Un regard équilibré sur l’expérience d’Erdogan : entre réalisations et critique

Rester fidèle à la justice suppose de regarder les expériences politiques avec un minimum d’équité, sans se laisser aveugler par l’émotion ou par l’identité idéologique. Une sympathie préalable peut facilement nous empêcher de voir les zones sombres d’un pouvoir.

J’ai déjà exprimé clairement mes réserves à l’égard de certaines politiques menées en Turquie, surtout après la tentative de coup d’État manquée de 2016. À l’époque, j’avais vivement critiqué le traitement infligé à des milliers de fonctionnaires révoqués sans procès équitable. J’y voyais un dépassement grave, impossible à justifier, même dans un contexte de crise sécuritaire.

J’avais d’ailleurs rapproché cela, par principe, de ce que Ben Ali avait fait en Tunisie contre Ennahdha. Je refusais alors, et je refuse encore, cette double norme qui condamne la répression lorsqu’elle frappe les islamistes en Tunisie mais l’accepte lorsqu’elle vise les adversaires d’Erdogan en Turquie.

Critiquer l’injustice ne signifie pas nier les réussites

Ce refus de l’injustice ne signifie pas que je nie les succès de l’expérience Erdogan.

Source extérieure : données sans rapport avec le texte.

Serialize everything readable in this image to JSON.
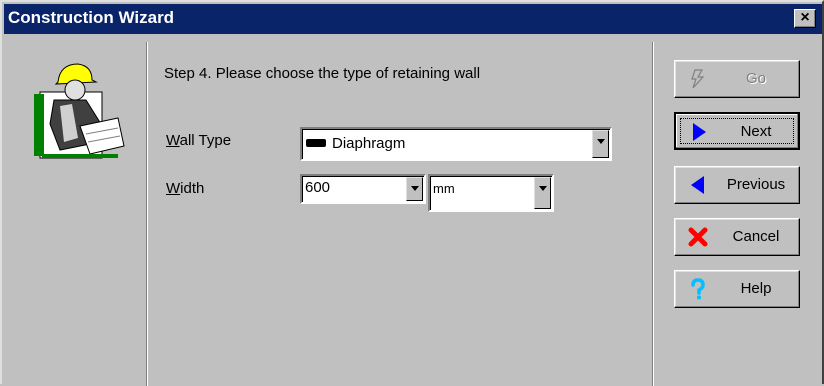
{
  "window": {
    "title": "Construction Wizard",
    "close_label": "×"
  },
  "step_text": "Step 4. Please choose the type of retaining wall",
  "wall_type": {
    "label_accel": "W",
    "label_rest": "all Type",
    "value": "Diaphragm"
  },
  "width": {
    "label_accel": "W",
    "label_rest": "idth",
    "value": "600",
    "unit": "mm"
  },
  "buttons": {
    "go": "Go",
    "next": "Next",
    "previous": "Previous",
    "cancel": "Cancel",
    "help": "Help"
  },
  "icons": {
    "mascot": "construction-worker-icon",
    "go": "lightning-icon",
    "next": "arrow-right-icon",
    "previous": "arrow-left-icon",
    "cancel": "red-x-icon",
    "help": "question-mark-icon"
  },
  "colors": {
    "titlebar": "#0a246a",
    "face": "#c0c0c0",
    "arrow_blue": "#0000ff",
    "cancel_red": "#ff0000",
    "help_cyan": "#00c0ff"
  }
}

Il serait absurde d’ignorer ce que la Turquie a accompli, à certaines étapes, sur les plans économique, infrastructurel ou diplomatique, ni les prises de position turques en faveur de certaines causes justes sur la scène internationale.

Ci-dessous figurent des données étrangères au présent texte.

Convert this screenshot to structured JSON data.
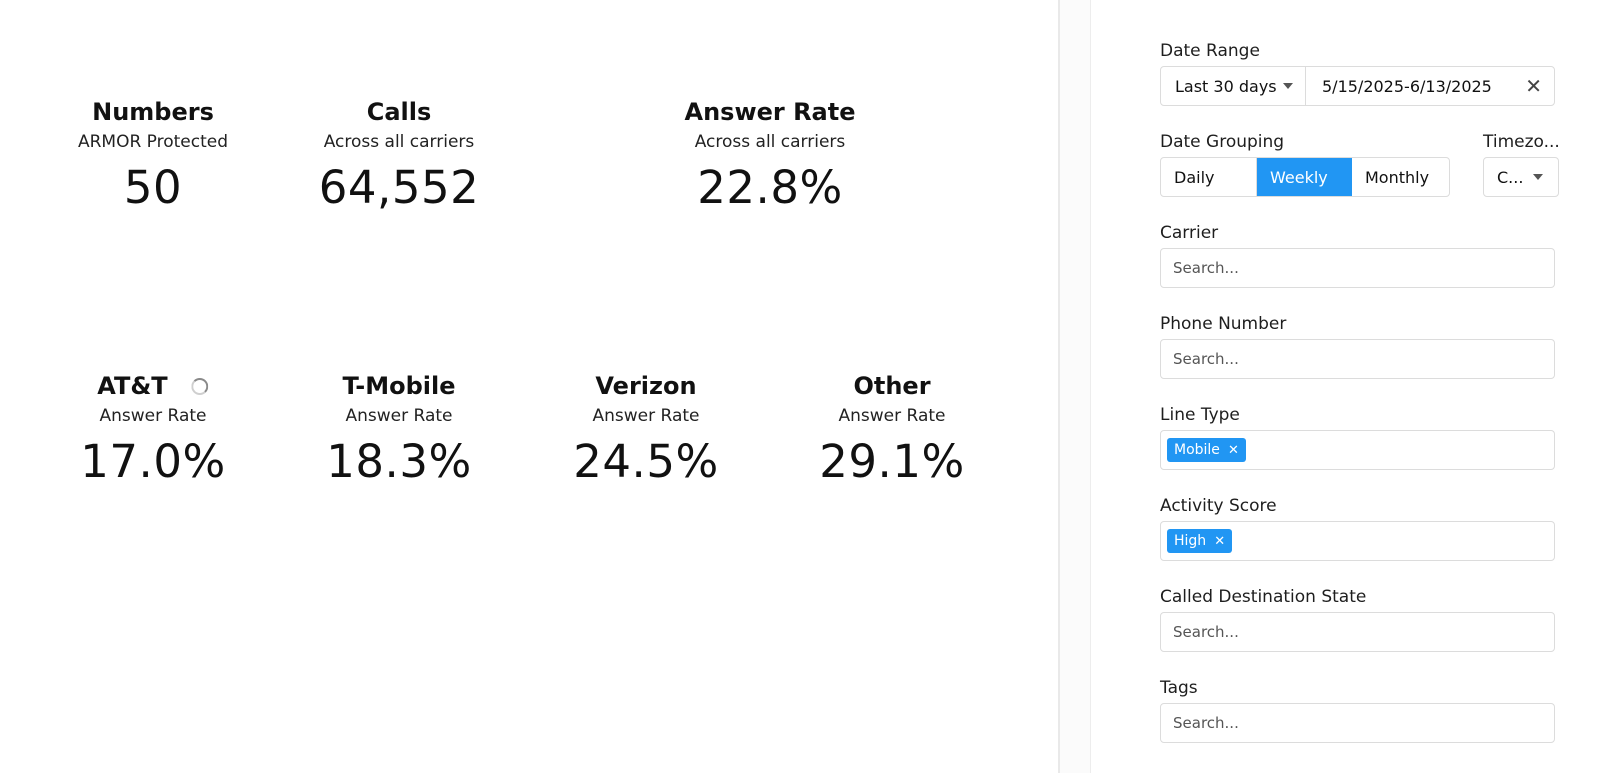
{
  "summary": [
    {
      "title": "Numbers",
      "subtitle": "ARMOR Protected",
      "value": "50"
    },
    {
      "title": "Calls",
      "subtitle": "Across all carriers",
      "value": "64,552"
    },
    {
      "title": "Answer Rate",
      "subtitle": "Across all carriers",
      "value": "22.8%"
    }
  ],
  "carriers": [
    {
      "title": "AT&T",
      "subtitle": "Answer Rate",
      "value": "17.0%",
      "loading": true
    },
    {
      "title": "T-Mobile",
      "subtitle": "Answer Rate",
      "value": "18.3%"
    },
    {
      "title": "Verizon",
      "subtitle": "Answer Rate",
      "value": "24.5%"
    },
    {
      "title": "Other",
      "subtitle": "Answer Rate",
      "value": "29.1%"
    }
  ],
  "filters": {
    "date_range": {
      "label": "Date Range",
      "preset": "Last 30 days",
      "value": "5/15/2025-6/13/2025",
      "clear_icon": "close-icon"
    },
    "date_grouping": {
      "label": "Date Grouping",
      "options": [
        "Daily",
        "Weekly",
        "Monthly"
      ],
      "selected": "Weekly",
      "active_color": "#2196f3"
    },
    "timezone": {
      "label": "Timezo...",
      "value": "C..."
    },
    "carrier": {
      "label": "Carrier",
      "placeholder": "Search..."
    },
    "phone_number": {
      "label": "Phone Number",
      "placeholder": "Search..."
    },
    "line_type": {
      "label": "Line Type",
      "chips": [
        "Mobile"
      ]
    },
    "activity_score": {
      "label": "Activity Score",
      "chips": [
        "High"
      ]
    },
    "called_destination_state": {
      "label": "Called Destination State",
      "placeholder": "Search..."
    },
    "tags": {
      "label": "Tags",
      "placeholder": "Search..."
    }
  }
}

Le point est ailleurs : reconnaître une réussite n’oblige pas à bénir tout le reste.

Le piège des solidarités affectives

Ce que les islamistes tunisiens devraient particulièrement garder à l’esprit, c’est le danger des solidarités émotionnelles. Lorsqu’un projet politique semble proche de nos références religieuses ou symboliques, on devient plus vulnérable à l’aveuglement.

On commence alors à défendre avec excès un parcours encore en cours, parfois sans disposer d’éléments suffisamment solides, simplement parce qu’il nous « ressemble » ou parce qu’il incarne, à nos yeux, une revanche symbolique.

Quatre exigences simples

Il me semble indispensable de rappeler quelques règles :

  • tenir à la justice et à l’équité quelle que soit l’identité de l’acteur ou de la victime ;
  • refuser la sélectivité dans la condamnation de l’injustice ;
  • se méfier de la solidarité émotionnelle lorsqu’elle remplace l’examen des faits ;
  • distinguer le soutien à des principes du soutien à des personnes.

Cette distinction est capitale. On peut apprécier certaines orientations d’un dirigeant, reconnaître des résultats tangibles, saluer certaines positions internationales, sans pour autant excuser ses dérives répressives, ses emballements sécuritaires ou ses atteintes au pluralisme.

L’enjeu est moral avant d’être politique

Le problème de la double mesure n’affaiblit pas seulement un camp sur le plan moral. Il le fragilise aussi politiquement. Lorsqu’un mouvement dénonce l’injustice uniquement lorsqu’elle le frappe, mais la relativise lorsqu’elle touche les adversaires d’un allié idéologique, il perd en crédibilité.

Conclusion

Mon propos n’est donc ni une hostilité obsessionnelle envers Erdogan, ni une négation de ses réalisations. C’est une invitation à la justesse.

Le véritable parti pris doit aller à la justice, non aux hommes, non aux partis, non aux fidélités idéologiques. C’est cette exigence seule qui permet de lire honnêtement les expériences politiques sans tomber ni dans l’idolâtrie, ni dans le rejet aveugle.